I rated Lowe well enough to be an AB. Remember we were picking the likes of George Bridge above such players so theres no disputing a lot of bad decisions have been made by those last two coaches. Does a team like the ABs need a finicky winger who you have to adapt and change a lot of your style with to get benefit from? No, not really. But he still would have been a basic improvement on players like even Savea at the tail of his career, Bridge, and could even have converted into the answer of replacing Beauden at the back. Instead we persisted with NMS, Naholo, Havili, Reece, all players we would have cared even less about losing and all because Rieko had Lowe's number 11 jersey nailed down.


He was of course only 23 when he decided to leave, it was back in the beggining of the period they had started retaining players (from 2018 onwards I think, they came out saying theyre going to be more aggressive at some point). So he might, all of them, only just missed out.


The main point that Ed made is that situations like Lowe's, Aki's, JGP's, aren't going to happen in future. That's a bit of a "NZ" only problem, because those players need to reach such a high standard to be chosen by the All Blacks, were as a country like Ireland wants them a lot earlier like that. This is basically the 'ready in 3 years' concept Ireland relied on, versus the '5 years and they've left' concept' were that player is now ready to be chosen by the All Blacks (given a contract to play Super, ala SBW, and hopefully Manu).


The 'mercenary' thing that will take longer to expire, and which I was referring to, is the grandparents rule. The new kids coming through now aren't going to have as many gp born overseas, so the amount of players that can leave with a prospect of International rugby offer are going to drop dramatically at some point.
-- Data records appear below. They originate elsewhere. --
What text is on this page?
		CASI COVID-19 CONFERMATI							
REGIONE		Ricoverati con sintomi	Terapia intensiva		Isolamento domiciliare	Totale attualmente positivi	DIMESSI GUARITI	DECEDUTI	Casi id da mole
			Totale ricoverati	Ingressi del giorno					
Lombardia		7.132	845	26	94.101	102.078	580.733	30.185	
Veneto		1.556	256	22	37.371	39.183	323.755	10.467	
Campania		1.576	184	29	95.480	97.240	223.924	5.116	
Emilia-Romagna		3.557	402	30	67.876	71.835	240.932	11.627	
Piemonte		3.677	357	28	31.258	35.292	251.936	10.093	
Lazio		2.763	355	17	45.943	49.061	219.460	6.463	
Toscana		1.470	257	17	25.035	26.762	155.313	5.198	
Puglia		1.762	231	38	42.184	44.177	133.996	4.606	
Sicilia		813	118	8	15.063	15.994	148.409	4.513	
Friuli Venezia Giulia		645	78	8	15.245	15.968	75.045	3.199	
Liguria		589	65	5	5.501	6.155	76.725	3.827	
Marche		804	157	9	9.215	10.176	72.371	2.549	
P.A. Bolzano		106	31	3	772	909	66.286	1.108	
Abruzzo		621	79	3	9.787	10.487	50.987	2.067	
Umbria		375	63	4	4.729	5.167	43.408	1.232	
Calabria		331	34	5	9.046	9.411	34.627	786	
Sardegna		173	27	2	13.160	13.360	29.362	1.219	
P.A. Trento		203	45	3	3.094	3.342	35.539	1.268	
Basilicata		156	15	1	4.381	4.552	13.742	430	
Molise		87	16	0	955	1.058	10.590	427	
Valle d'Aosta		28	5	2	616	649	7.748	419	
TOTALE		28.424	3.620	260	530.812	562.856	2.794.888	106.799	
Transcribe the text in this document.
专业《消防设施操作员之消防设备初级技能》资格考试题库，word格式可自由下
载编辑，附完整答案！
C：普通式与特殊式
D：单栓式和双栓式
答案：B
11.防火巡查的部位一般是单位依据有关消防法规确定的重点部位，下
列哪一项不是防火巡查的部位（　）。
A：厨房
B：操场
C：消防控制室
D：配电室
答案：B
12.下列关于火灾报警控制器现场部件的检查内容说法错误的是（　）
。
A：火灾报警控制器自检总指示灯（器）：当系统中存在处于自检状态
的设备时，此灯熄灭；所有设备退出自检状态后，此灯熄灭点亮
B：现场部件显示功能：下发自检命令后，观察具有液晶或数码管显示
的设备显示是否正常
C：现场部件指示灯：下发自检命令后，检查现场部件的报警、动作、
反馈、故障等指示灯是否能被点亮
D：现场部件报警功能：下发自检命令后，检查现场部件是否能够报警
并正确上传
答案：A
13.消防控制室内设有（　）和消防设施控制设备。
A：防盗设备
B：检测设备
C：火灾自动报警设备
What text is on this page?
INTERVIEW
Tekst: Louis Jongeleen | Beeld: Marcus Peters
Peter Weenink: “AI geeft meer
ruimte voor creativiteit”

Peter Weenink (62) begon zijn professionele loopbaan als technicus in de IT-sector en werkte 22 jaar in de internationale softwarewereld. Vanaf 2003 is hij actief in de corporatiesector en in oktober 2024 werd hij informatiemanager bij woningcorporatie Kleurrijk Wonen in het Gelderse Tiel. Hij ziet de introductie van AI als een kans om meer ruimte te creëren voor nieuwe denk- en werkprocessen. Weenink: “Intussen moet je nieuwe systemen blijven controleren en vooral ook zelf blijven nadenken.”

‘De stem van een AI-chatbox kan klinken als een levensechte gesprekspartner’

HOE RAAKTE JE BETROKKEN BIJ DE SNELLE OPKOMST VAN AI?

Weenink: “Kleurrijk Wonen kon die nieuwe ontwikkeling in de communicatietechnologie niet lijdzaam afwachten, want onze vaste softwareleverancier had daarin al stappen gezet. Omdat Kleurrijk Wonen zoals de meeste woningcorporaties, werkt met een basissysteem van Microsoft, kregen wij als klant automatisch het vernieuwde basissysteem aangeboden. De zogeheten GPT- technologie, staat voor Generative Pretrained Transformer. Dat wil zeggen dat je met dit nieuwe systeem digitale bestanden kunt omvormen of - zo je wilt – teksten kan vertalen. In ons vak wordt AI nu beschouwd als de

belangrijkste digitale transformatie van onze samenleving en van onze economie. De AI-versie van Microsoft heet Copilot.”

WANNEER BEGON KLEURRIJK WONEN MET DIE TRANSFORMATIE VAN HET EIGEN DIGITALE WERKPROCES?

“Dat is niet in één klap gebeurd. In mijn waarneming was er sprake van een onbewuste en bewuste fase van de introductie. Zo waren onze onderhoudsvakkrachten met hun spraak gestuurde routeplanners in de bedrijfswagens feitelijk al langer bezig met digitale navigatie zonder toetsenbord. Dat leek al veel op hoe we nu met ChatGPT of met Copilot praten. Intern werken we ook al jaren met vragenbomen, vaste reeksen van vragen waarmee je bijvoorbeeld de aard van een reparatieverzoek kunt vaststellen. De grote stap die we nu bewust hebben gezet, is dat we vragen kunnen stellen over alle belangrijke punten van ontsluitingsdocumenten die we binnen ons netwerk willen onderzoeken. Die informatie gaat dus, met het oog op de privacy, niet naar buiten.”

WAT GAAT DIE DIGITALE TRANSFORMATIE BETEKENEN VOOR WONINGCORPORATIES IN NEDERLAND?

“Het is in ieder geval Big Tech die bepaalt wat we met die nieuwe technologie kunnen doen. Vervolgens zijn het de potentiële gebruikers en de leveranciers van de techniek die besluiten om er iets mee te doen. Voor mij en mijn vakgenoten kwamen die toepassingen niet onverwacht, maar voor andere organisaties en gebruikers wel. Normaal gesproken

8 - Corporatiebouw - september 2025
All these kiwi fellas playing for a PI, is going to stop sadly.


The new era problem that will replace those old concerns is now French and Japanese clubs (doing the same as NRL teams have done for decades by) picking kids out of school. The problem here is not so much a national identity one, than it is a farm system where 9 in 10 players are left with nothing. A stunted education and no support in a foreign country (well they'll get kicked out of those countries were they don't in Australia).


It's the same sort of situation were NZ would be the big guy, but there weren't many downsides with it. The only one I can think was brought up but a poster on this site, I can't recall who it was, but he seemed to know a lot of kids coming from the Islands weren't really given the capability to fly back home during school xms holidays etc. That is probably something that should be fixed by the union. Otherwise getting someone like Fakatava over here for his last year of school definitely results in NZ being able to pick the cherries off the top but it also allows that player to develop and be able to represent Tonga and under age and possibly even later in his career. Where as a kid being taken from NZ is arguably going to be worse off in every respect other than perhaps money. Not going to develop as a person, not going to develop as a player as much, so I have a lotof sympathy for NZs case that I don't include them in that group but I certainly see where you're coming from and it encourages other countries to think they can do the same while not realising they're making a much worse experience/situation.